“A obscena senhora D” encontra uma Hilda Hilst angustiada

Autora aborda temas como Deus, a morte e o corpo

06/07/2018 14h30 - última modificação 07/07/2018 07h45

Imagem: Yuri Vieira

Igor Neves

Em vida, Hilda Hilst sempre quis ser lida, tinha desejo de se comunicar. Porém nunca alcançou os leitores que tanto desejava. Transmitiu parte de suas frustrações para seus livros que contêm personagens autores que não conseguem ser publicados, e são aconselhados por seus editores a escrever livros pornográficos para fazer sucesso.

Hilda nasceu na cidade paulista de Jaú, em 1930. Filha de Bedecilda Vaz Cardoso e Apolônio de Almeida Prado Hilst, um cafeicultor, poeta e jornalista. Formou-se em direito pela Universidade de São Paulo (USP) e aos 20 anos publicou seu primeiro livro de poemas, fortemente influenciado pelo classicismo, Presságio (1950). Foi prontamente recebida com entusiasmo por muitos de seus contemporâneos, como Cecília Meireles e Jorge de Lima.

Em 1966, passa a ter a literatura como modo de vida ao mudar-se para Casa do Sol, em Campinas, onde viveu até sua morte, aos 73 anos. Entre 1967 e 1969 escreveu algumas peças de teatro, que receberam muitas poucas encenações, antes de se aventurar na prosa.

Foi só após a sua morte, em 2004, que Hilda passou a ter o reconhecimento que sempre desejou. E esse ano recebe um de seus maiores tributos ao ser a autora homenageada da Festa Literária Internacional de Paraty (FLIP) de 2018, que acontece entre os dias 25 e 29 de julho.

A autora teve uma extensa atuação literária, que conta com 25 livros de poemas, 11 romances e 8 peças de teatro. Suas obras abordam temas como o corpo, a morte, o amor e Deus. Esses assuntos podem ser observados em um de seus livros mais conhecidos, A obscena senhora D (1982).

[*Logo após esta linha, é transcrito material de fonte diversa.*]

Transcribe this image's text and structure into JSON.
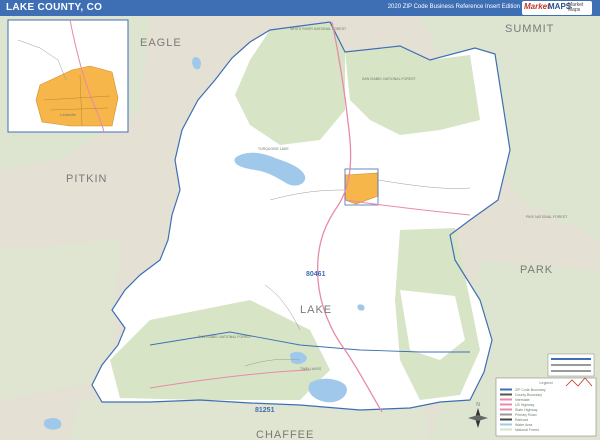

Apesar de ser uma narrativa curta, que pode ser lida em poucas horas, é uma obra arrebatadora. Escrito de forma verborrágica, o livro passa a impressão, num primeiro momento, de ser um fluxo de consciência, porém o leitor é surpreendido por outras vozes que surgem de repente e vão embora da mesma forma. Há momentos em que a leitura precisa ser interrompida para que se entenda quem está falando, afinal a autora não separa fala de pensamento e presente de passado. O leitor é jogado nessa confusão e cabe a ele desvenda-la.

Na história, acompanhamos Hillé, uma mulher que após a morte do marido, Ehud, vive sozinha, ocupando o vão embaixo da escada. Nos poucos momentos em que abre a janela de sua casa aparece com alguma máscara que assusta as crianças da vizinhança. Todos a chamam de senhora D, apelido dado por seu marido. O D é de derrelição, que significa desamparo, abandono.

A narrativa alterna entre o que acontece na casa, os diálogos dos vizinhos sobre a senhora D e as conversas que ela teve com o marido no passado. Tudo parece acontecer no mesmo tempo, em um fluxo tão confuso quanto a protagonista.

Hillé é uma pessoa extremamente reclusa. Recua diante qualquer tentativa de aproximação externa, discute, xinga, grita. É atormentada pela existência, não consegue compreende-la. É cheia de perguntas que não encontram respostas, não consegue compreender nem o próprio corpo, nem os outros.  

“deverias ter casado com outro
por quê?
esses doutos, falantes, esses da filosofia, ai, devemos no amar, Hillé, para sempre, eu te dizia: tu tens vinte agora, eu vinte e cinco, pensa tudo isso não vai voltar, não terás mais vinte nem eu vinte e cinco, teremos cinquenta cinquenta e cinco, e vais ficar triste de teres perdido o tempo com perguntas, pensa como serás ao sessenta. eu estarei morto
por quê?
causa mortis? acúmulo de pergunta de sua mulher Hillé.”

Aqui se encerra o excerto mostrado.